Gingerbread
- First edition
- Author: Rachel Cohn
- Language: English
- Series: Cyd Charisse series
- Genre: young adult fiction
- Publisher: Simon & Schuster
- Publication date: March 1, 2002
- Publication place: United States
- Media type: Print (hardcover and paperback), audiobook, e-book
- Pages: 176
- ISBN: 9780689843372
- Followed by: Shrimp

= Gingerbread (Cohn novel) =

2002 novel by Rachel Cohn

Gingerbread is a young adult novel written by American author Rachel Cohn published by Simon & Schuster in 2002. The story follows Cyd Charisse, a punk girl who lives in San Francisco with her parents Nancy and Sid, and siblings Ashley and Josh, and her surf-crossed lover Shrimp.

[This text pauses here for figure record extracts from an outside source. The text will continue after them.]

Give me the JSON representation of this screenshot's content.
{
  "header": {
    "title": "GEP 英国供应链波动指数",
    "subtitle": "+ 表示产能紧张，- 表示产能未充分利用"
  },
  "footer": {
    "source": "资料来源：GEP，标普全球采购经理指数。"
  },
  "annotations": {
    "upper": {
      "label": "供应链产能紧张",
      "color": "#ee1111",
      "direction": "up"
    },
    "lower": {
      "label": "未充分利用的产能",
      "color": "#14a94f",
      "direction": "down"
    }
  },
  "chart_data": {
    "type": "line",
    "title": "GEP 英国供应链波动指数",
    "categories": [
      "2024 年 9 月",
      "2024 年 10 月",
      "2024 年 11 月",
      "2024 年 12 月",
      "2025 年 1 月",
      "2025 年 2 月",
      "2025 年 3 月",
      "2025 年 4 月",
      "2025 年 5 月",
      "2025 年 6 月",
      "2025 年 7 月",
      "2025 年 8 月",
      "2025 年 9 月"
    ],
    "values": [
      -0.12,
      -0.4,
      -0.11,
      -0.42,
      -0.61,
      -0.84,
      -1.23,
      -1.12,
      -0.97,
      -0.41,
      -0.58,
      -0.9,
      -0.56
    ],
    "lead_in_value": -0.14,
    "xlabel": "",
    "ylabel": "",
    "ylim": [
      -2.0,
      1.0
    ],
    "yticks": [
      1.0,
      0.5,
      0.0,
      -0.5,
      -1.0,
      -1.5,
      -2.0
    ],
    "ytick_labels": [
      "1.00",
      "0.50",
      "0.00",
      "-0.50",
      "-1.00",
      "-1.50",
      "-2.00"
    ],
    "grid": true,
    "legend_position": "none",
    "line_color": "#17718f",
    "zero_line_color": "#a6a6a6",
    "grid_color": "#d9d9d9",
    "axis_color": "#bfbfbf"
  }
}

She goes to NYC to try to find out about her father and family. The book is the first in the Cyd Charisse series, followed by Shrimp (2005) and Cupcake (2008).

== Characters ==
- Cyd Charisse is a teenage girl who drives her mother, Nancy, crazy, and is a self-proclaimed "man's woman".
- Shrimp is Cyd's on-and-off boyfriend. He is a mellow surfer and artist.
- Wallace, who is nicknamed Java because of the coffee shop he runs, is Shrimp's brother and also Delia's boyfriend. Cyd had a short-term crush on him. He is another surfer.
- Delia is Java's girlfriend. She worked with him in his coffee shop. Delia is a great dancer in the story.
- Sugar Pie was Cyd's first friend. She lives in an assisted living facility. Cyd and Sugar Pie met when Cyd had to do community service there, but now Cyd visits all the time, just to see Sugar.
- Helen is another friend of Cyd. Her family owns a Chinese restaurant, and she likes to make her mother angry. Helen is an artist and has blue dogs.

== Awards ==
The novel Gingerbread received the following awards:
- American Library Association Best Books for Young Adults selection (2003)
- New York Public Library Books for the Teen Age selection (2003)
- International Reading Association (IRA) Young Adults' Choice (2004).